L’enjeu du choix de technologie est de taille. L’administration se doit d’y réfléchir sérieusement lors de l’octroi de nouveaux permis pour l’ouverture et l’exploitation de nouveaux gisements (Sra Ouertane et autres…).
Pour la réhabilitation de la plus belle oasis d’Afrique
La troisième solution a une vocation écologique. La démarche à suivre consiste à réhabiliter les oasis du bassin minier -et à travers tout le secteur agricole- et à en faire, de nouveau, des sources de revenus pérennes.
Est-il besoin de rappeler que dans le passé Gafsa était réputée pour être «la plus belle et la plus grande oasis d’Afrique».
A propos de la déstructuration du paysage oasien dans le bassin minier, Dr Zitouni Ezzeddine a tenu à signaler que Gafsa, avant d’avoir une vocation minière, était au départ une oasis prospère qui a disparu, petit à petit, par l’effet de la rareté de l’eau. Il y voit ce qu’il appelle «un marqueur biologique» qui annonce la disparition d’autres espèces dont l’espèce humaine. D’où l’enjeu de son SOS pour la révision du processus de production de phosphate.

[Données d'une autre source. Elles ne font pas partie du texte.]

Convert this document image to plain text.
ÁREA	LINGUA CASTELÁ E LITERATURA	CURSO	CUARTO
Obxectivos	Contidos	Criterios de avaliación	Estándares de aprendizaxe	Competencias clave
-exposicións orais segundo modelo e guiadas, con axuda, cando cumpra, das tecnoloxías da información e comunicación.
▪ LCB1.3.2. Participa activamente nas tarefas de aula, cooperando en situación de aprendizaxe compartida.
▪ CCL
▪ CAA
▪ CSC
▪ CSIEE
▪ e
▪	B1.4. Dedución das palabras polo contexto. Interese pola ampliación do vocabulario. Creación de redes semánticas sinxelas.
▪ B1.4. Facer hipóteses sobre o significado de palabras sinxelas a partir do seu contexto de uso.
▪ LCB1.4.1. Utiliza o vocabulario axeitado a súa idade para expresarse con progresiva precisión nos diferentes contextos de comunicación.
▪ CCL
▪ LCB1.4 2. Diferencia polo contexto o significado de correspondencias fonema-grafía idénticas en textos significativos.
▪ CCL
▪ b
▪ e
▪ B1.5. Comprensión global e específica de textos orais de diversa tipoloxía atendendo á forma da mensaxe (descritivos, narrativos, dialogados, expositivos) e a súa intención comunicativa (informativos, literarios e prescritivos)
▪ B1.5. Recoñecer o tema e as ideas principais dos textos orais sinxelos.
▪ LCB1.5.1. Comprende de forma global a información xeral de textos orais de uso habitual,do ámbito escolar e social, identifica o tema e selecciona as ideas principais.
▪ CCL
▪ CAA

Recours au Tribunal administratif
La dernière solution relève de ce qu’on appelle la guérilla juridique. Il s’agit de mettre en place une plateforme juridique qui aurait pour mission d’amener les gouvernements qui se sont succédé depuis l’indépendance à reconnaître les erreurs commises à l’endroit du bassin minier et à dédommager ses communautés.
Au nombre des griefs formulés, figurent la marginalisation à dessein de la région, la non diversification de la base économique du bassin minier, la responsabilité des choix techniques et leur rôle dans la pollution de l’écosystème et dans la mise en danger des vies des Gafsiens…
Pour ce faire, Dr Zitouni Ezzeddine se propose de s’associer avec le reste des représentants de la société civile pour recourir au Tribunal administratif et intenter un procès contre le pouvoir central. L’objectif étant de faire prévaloir les droits de la région.
Il faut dire que de telles pratiques sont monnaie courante dans les pays industrialisés. Le but poursuivi à travers de tels recours est de moraliser et de responsabiliser les décideurs et de dissuader toute récidive.